Bugünden başlayarak bu becerileri geliştirmek için neler
yapabilirsiniz?
Ben ne düşünüyorum?
Ben yine okurken bir yerde takıldım ve bu basit değil😊
Kendi deneyimim, benim için pek basit olmadığı yönünde, ancak çocuklar için
böyle olmayacağını biliyorum. Öğretme kısmı beni düşündüren. Bu beceriler
öğretilebilir beceriler mi? (Bence bunu her şey için konuşabiliriz ama ben
odağı burada tutuyorum.) Velev ki öğretilebilir beceriler, öğretmen olarak ben
bu üç beceriyi biliyor muyum? Bu üç beceriyi öğretebileceğimi düşünüyor muyum?

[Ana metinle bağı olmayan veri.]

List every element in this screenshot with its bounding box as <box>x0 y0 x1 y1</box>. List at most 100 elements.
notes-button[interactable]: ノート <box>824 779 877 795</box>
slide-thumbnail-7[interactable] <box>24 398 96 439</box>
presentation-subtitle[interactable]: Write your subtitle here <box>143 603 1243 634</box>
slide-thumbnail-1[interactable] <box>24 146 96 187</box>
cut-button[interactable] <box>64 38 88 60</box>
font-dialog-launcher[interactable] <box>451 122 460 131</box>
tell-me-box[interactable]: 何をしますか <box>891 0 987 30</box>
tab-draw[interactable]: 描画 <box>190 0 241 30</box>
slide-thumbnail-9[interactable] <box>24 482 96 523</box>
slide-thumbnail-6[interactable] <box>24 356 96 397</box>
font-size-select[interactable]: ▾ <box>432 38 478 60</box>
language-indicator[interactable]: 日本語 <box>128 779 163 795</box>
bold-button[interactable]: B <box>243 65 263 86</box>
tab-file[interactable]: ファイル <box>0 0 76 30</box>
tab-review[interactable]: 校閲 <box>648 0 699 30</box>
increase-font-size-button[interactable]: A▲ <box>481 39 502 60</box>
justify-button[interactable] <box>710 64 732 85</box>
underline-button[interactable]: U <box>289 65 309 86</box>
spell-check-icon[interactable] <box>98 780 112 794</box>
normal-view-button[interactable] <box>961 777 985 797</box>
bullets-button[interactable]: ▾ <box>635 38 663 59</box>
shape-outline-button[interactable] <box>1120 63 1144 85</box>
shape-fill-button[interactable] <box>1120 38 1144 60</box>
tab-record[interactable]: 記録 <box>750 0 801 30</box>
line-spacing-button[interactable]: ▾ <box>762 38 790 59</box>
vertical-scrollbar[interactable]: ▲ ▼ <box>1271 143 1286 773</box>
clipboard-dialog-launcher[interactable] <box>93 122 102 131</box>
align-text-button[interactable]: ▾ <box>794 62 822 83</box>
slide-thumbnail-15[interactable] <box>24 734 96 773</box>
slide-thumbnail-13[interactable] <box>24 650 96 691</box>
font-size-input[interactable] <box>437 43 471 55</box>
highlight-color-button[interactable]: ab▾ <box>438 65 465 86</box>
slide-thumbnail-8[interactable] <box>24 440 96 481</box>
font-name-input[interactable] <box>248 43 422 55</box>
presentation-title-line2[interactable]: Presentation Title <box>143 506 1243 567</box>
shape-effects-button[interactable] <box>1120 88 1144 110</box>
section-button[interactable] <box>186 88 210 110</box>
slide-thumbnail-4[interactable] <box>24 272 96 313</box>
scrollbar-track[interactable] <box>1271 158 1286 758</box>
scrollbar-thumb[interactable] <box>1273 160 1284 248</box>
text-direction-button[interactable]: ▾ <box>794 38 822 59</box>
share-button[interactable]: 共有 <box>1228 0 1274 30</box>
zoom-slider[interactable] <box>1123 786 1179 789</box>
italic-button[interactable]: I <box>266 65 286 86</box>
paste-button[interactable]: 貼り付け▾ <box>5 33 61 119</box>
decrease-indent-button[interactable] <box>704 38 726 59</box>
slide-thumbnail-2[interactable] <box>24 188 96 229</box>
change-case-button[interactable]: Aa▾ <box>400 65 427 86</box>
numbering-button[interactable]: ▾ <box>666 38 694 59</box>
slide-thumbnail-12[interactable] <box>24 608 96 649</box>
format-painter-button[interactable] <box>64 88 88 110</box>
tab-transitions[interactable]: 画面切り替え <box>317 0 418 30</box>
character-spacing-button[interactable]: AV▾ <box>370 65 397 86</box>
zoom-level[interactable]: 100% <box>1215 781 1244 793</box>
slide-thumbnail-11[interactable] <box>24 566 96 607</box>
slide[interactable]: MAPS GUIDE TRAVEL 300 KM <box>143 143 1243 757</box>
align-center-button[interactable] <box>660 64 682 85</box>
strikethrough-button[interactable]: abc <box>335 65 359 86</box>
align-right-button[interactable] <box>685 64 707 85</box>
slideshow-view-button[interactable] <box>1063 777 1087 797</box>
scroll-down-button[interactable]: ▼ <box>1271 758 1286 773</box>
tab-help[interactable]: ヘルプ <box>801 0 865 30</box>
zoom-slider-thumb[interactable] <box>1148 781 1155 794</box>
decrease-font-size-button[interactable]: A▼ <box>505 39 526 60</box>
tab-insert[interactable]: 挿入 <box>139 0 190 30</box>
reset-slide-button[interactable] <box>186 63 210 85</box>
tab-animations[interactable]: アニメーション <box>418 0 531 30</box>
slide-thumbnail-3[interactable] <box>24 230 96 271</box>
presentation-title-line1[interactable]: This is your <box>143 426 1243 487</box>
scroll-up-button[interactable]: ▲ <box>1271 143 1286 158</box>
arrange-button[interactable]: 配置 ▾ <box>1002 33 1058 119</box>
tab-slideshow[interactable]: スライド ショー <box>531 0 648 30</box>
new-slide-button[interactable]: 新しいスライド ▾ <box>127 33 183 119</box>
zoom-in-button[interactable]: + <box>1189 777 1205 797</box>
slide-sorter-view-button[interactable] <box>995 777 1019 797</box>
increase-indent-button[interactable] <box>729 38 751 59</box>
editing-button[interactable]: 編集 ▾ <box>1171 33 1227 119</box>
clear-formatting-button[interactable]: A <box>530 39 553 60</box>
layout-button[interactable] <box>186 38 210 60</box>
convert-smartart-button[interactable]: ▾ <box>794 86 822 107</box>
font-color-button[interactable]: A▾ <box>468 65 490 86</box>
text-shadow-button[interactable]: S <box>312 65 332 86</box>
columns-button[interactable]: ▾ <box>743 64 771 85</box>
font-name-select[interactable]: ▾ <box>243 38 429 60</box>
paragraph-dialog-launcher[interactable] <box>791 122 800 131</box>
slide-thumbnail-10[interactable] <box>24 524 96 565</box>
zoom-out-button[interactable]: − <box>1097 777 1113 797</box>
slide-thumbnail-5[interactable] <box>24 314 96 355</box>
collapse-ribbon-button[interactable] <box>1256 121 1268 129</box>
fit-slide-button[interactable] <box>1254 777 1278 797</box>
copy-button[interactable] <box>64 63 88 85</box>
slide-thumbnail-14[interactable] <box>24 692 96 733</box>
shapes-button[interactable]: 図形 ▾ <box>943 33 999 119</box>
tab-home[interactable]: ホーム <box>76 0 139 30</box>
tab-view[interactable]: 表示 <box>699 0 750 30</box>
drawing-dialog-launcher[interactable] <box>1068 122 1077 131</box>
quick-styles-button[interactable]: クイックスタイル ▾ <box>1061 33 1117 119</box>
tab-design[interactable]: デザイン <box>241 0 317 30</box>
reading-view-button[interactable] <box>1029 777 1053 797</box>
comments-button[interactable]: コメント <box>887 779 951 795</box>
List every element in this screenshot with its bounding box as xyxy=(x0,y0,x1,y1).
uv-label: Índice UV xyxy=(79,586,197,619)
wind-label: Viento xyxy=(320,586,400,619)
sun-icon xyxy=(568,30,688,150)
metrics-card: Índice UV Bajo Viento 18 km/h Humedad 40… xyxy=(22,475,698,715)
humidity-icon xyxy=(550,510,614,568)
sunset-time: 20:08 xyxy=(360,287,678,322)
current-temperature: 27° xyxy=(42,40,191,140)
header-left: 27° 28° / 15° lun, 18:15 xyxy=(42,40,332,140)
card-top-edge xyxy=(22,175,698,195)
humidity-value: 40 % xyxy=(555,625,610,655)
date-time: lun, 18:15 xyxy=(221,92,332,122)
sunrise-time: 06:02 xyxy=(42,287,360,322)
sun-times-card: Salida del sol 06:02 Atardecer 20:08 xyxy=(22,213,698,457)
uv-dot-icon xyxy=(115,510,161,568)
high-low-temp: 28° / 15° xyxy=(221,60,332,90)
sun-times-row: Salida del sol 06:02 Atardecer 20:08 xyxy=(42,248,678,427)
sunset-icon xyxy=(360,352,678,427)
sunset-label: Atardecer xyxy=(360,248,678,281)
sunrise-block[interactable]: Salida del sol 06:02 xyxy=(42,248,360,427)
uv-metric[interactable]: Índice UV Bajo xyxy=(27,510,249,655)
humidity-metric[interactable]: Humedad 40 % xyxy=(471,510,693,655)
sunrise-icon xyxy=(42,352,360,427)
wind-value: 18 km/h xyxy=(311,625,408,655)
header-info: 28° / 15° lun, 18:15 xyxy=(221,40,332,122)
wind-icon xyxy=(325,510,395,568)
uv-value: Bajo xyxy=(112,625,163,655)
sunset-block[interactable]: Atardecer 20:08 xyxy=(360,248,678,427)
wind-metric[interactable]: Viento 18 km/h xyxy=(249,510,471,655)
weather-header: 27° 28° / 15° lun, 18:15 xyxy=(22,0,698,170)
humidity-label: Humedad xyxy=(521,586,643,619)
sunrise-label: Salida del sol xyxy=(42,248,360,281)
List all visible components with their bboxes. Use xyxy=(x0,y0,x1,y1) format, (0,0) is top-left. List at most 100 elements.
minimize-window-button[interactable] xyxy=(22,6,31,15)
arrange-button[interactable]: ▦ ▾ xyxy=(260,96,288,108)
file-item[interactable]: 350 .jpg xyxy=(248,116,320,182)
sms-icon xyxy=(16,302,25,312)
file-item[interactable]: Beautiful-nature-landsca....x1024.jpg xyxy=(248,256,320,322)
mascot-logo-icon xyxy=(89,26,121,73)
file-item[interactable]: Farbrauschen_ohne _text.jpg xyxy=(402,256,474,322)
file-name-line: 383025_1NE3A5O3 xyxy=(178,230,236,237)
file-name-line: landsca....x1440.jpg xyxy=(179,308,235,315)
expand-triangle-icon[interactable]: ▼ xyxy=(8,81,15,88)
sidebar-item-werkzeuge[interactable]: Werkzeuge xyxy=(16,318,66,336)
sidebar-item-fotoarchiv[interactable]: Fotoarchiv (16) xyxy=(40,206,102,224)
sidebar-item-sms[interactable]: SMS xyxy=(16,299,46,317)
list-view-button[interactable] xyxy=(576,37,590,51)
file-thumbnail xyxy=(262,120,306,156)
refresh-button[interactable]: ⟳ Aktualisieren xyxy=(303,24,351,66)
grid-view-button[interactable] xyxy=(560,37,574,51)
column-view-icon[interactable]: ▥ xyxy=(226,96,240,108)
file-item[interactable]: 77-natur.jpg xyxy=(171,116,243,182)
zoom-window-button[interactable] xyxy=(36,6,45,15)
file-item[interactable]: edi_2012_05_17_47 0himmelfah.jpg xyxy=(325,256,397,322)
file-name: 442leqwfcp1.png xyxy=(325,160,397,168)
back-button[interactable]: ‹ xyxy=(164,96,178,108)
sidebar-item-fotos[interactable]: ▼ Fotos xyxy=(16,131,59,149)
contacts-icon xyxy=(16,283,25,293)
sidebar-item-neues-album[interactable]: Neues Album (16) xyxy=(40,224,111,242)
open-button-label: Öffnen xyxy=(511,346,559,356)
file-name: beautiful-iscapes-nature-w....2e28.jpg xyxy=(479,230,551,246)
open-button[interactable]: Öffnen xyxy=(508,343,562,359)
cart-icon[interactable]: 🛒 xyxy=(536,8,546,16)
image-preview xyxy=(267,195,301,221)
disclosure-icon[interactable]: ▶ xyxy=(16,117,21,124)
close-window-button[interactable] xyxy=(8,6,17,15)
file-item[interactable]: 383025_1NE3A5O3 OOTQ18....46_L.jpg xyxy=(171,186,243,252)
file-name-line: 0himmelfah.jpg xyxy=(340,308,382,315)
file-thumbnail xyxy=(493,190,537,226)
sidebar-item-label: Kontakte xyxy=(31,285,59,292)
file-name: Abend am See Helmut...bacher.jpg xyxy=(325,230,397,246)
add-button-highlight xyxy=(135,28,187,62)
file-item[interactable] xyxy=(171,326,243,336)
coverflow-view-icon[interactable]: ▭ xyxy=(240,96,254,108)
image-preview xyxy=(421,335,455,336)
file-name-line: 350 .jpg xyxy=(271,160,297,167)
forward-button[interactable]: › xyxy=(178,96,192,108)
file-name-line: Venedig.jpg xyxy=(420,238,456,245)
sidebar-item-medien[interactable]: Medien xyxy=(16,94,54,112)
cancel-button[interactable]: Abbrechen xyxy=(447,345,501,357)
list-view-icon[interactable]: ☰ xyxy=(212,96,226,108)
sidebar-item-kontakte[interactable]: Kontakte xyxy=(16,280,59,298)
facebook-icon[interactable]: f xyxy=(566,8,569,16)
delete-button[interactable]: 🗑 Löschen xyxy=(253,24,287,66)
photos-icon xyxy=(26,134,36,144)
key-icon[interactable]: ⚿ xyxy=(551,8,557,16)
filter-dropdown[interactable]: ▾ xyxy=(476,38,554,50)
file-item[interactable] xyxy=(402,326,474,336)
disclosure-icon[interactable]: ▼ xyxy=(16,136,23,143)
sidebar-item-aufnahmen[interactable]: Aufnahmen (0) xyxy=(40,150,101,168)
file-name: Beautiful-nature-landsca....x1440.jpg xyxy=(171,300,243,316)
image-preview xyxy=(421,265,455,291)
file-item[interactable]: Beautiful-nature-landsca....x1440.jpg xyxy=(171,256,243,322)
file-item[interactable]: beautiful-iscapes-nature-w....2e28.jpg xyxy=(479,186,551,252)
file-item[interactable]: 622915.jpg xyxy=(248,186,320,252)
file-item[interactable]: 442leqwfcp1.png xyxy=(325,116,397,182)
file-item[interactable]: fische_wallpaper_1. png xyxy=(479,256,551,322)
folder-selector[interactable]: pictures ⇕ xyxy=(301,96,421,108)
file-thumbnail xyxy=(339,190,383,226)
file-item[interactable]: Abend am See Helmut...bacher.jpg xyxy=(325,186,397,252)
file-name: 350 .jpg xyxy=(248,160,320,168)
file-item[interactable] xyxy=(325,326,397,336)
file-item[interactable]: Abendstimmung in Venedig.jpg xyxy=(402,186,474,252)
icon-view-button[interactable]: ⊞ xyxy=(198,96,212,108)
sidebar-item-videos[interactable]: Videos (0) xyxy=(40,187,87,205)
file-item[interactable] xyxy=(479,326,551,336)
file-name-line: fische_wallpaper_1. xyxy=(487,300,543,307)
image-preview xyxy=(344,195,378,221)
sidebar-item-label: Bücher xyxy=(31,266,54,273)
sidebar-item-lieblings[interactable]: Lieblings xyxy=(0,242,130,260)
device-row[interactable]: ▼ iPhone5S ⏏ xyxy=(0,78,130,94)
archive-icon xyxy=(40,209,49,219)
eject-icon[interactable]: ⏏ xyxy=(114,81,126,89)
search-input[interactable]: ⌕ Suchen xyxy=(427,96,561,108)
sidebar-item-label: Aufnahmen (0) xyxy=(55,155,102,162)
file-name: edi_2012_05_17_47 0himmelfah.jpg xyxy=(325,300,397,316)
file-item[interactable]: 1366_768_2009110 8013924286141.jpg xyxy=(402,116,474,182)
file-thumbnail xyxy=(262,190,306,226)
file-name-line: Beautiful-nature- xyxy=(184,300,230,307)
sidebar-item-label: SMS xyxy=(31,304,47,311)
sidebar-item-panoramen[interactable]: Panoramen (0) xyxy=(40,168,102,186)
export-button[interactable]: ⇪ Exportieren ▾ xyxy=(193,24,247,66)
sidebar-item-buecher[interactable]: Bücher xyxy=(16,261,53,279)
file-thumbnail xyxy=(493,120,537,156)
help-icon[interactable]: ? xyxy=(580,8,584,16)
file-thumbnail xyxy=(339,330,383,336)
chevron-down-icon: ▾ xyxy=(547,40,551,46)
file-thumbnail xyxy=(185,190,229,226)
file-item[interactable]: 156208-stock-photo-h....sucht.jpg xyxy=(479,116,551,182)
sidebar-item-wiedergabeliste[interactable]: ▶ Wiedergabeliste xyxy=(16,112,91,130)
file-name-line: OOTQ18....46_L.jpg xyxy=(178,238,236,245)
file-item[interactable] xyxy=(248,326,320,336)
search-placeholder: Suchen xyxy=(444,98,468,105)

Hangi yol ve yöntemlerle? Ne yapacağım mesela, okuyun da özetini çıkarın mı
diyeceğim?
Gerçekten aklıma birlikte yaşamaya çalışmak, birbirimizden
öğrenmeye açık ve hevesli olmak dışında bu üç beceriyi geliştirme yolu
gelmiyor. Öğretebileceğim bir şey yok, birlikte öğrenmeye alan açmaya hevesim
var. Bununla birlikte bunu sorumluluğum olarak görüyorum. Bu konuda kendimi
güçlendirmek için pek çok şey yapmaya çalışıyorum, çalışıyoruz. Güçlendikçe
güçlendirebileceğimi düşünüyorum. Kendimin, topluluklarımın ve özellikle de
çocukların güçlendiğini görmek beni acayip mutlu ediyor. Bu kadar büyüklü
küçüklü çatışmanın içinde umut oluyor, yapabiliriz diyorum. Sanırım 2 hafta
önce Gülesra paylaşmıştı, hazine deyivermişim bu becerilere. Evet, bir hazineyi
paylaşıyoruz, birlikte, büyüterek.
Çocuklarla nasıl
paylaşıyorum?
Şu blogda ya da sözlü paylaşımlarımda bir tarama yapsak, en
sık kullandığım kelime duygusal güvenlik olurdu eminim. Duygusal güvenliği
sağlamaya çalışmak ve bu süreçte sorumluluğu çocuklarla paylaşmak yapmaya
çalıştıklarımın özeti.
‘’Birlikte yaşamak ve öğrenmek için neye ihtiyacımız var?’’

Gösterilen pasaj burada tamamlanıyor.